I love reading horror fiction.
I love the feeling of something lurking in the darkness and knowing it is going to creep out at any moment.
I love the chill as my fears are fulfilled and I even love that a good horror story will have me leaving the light on when I go to bed!

But reading a horror story, frightening as it can be, is nothing compared to actually writing it!

At the moment, I have a plot for a horror story in my head. It is sitting there niggling away at my sense of calm. I know it would creep anyone out who reads it.

But when I sit down at my keyboard, the fear takes over.

The horror creeping up the stairs is a little too close for comfort when you are describing it in your head. And when you feel the intense need to keep turning behind you, it certainly does slow your productivity!

I wonder how established horror writers cope?

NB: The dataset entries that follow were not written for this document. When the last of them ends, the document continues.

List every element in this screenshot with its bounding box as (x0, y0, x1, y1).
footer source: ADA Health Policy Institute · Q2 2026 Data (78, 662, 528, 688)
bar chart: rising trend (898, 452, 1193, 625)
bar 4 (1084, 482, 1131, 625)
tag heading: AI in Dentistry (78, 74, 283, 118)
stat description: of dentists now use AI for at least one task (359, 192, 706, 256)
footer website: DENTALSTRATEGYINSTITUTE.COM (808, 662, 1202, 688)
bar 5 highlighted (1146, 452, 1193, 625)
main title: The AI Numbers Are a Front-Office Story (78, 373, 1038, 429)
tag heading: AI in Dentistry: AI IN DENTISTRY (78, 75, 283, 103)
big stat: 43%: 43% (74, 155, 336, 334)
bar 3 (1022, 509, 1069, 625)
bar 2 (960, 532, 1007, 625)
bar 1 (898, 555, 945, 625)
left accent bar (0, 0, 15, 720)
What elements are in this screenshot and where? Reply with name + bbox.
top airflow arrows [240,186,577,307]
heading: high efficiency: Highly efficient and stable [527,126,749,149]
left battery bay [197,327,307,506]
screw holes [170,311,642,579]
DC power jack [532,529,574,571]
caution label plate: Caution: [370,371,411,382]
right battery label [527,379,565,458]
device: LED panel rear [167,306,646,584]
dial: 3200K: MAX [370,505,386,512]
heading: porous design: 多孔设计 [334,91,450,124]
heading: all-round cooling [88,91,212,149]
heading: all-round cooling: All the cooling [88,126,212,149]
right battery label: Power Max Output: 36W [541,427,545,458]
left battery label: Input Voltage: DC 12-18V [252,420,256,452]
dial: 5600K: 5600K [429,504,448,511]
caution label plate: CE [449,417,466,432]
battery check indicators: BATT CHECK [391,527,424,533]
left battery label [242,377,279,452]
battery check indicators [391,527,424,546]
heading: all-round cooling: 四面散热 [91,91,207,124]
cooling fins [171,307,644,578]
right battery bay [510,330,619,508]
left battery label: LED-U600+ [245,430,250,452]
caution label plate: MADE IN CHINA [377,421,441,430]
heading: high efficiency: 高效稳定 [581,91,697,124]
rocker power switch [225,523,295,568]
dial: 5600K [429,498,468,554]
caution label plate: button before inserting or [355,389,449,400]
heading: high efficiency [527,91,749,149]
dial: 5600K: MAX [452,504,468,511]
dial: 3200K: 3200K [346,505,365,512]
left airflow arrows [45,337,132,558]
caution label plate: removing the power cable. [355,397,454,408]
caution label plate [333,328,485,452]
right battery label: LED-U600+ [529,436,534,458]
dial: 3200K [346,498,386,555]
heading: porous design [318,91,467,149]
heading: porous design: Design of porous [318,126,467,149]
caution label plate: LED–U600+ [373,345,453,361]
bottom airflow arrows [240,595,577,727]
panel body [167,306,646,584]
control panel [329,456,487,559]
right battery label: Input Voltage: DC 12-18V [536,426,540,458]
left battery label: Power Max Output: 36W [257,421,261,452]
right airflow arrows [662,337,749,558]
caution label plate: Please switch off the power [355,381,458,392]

I remember reading (I think it was) Stephen King, saying that letting all those dark thoughts come out onto paper is good. But I find that the process of doing this is like opening up a live, slimy, wriggling can of worms and spilling them onto your keyboard!

And, unlike the horror novel you can read and then discard (preferably in a dark place if it frightens you that much), the horror novel you are writing is there, in your head. After all, you have created it.

Perhaps some others who try to write horror fiction give up at this point. Perhaps I also will do this eventually.

But at the moment I’ll just keep glancing behind me as I clatter away at the keyboard. And hope that the thing creeping up the stairs will disappear once I finish this chapter!